— Plaintiff files his complaint in divorce charging defendant with indignities to the person and also charging defendant with adultery, naming Charles E. Hill as corespondent. Service was made on defendant but no service of any notice has been made on the corespondent either by plaintiff or the master. A hearing was held before a master in which the evidence produced to some extent supports both causes of divorce.
If the conduct of defendant with the corespondent were open, notorious, and a course of conduct carried on for the purpose of humiliating plaintiff, then plaintiff has made out a case on the charge of indignities: Blansett v. Blansett, 162 Pa. Superior Ct. 45; Phipps v. Phipps, 165 Pa. Superior Ct. 622.
If the testimony is believable and the circumstancés unexplained, the testimony may make out a case on *224the charge of adultery. We find nothing in the record regarding the withdrawal of the adultery charge except a statement by the master: “At the hearing before the master the attorney for plaintiff announced that the charge of adultery was abandoned and no testimony thereon was taken before the master.” If this be a means adopted for the amendment of the complaint, it is not effective. The complaint may be amended by leave of court but not "in this informal manner. Consequently, there remains for the court’s determination the causes alleged in the complaint.

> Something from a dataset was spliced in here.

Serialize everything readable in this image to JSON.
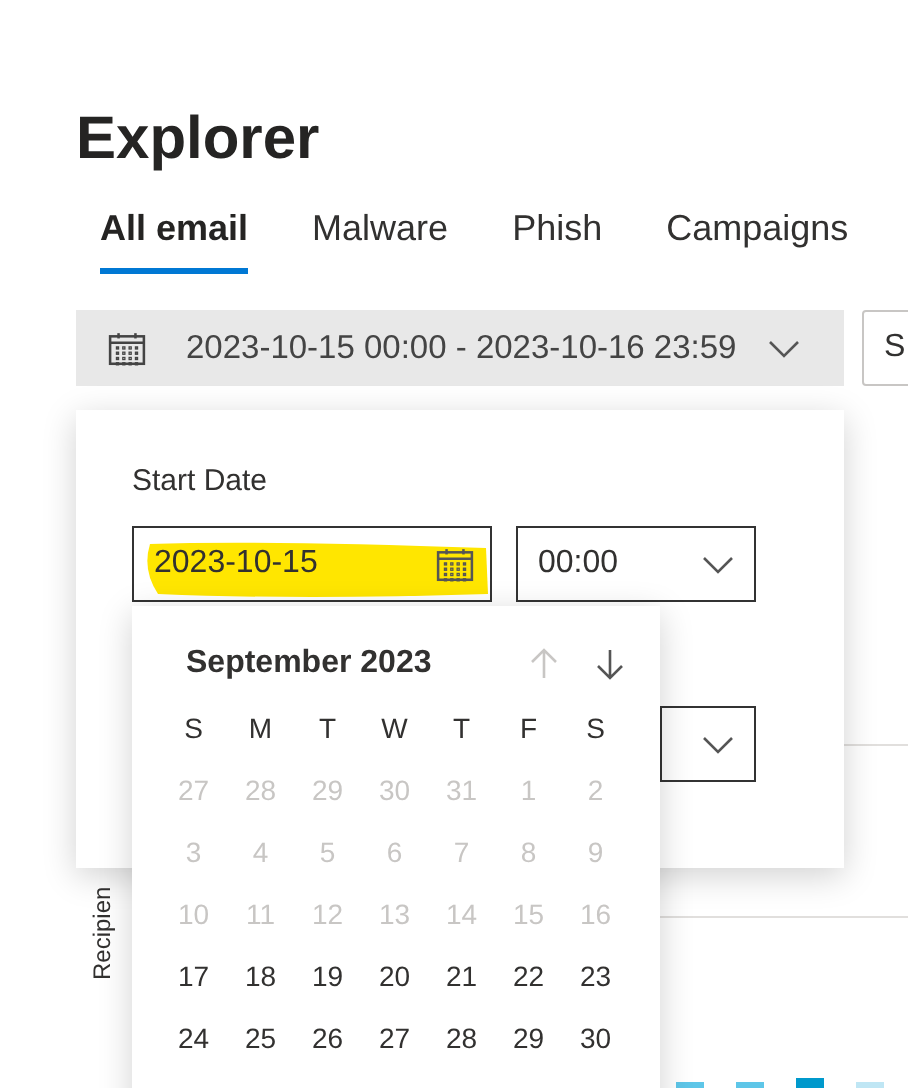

By Act of May 2, 1929, P. L. 1237, sec. 38, as amended, it was provided that in a cause for divorce for adultery, “the libellant shall cause to be served personally, or by registered mail addressed to the last known post office address, a notice on any corespondent named and identified in the libel”.
The provisions of this section, as amended, were suspended by Pa. R. C. P. 1459(5). However, by Pa. R. C. P. 1136 it is provided:
“If a person is named or otherwise identified in the complaint or bill of particulars, or in the course of the hearing, as a corespondent in an action on the ground of adultery, the plaintiff shall give him ten (10) days’ written notice, either personally or by registered mail directed to his last known address, of the pendency of the action, that he has been named as a corespondent, and the time and place at which he may appear and be heard.”
In the particular indicated the record is not complete and therefore it is necessary that we refer the case back to the master.
And now, December 20, 1950, this proceeding is referred back to the master, to the end that after the notice required by the Civil Procedural Rules has been ' given to the corespondent, a hearing may be held.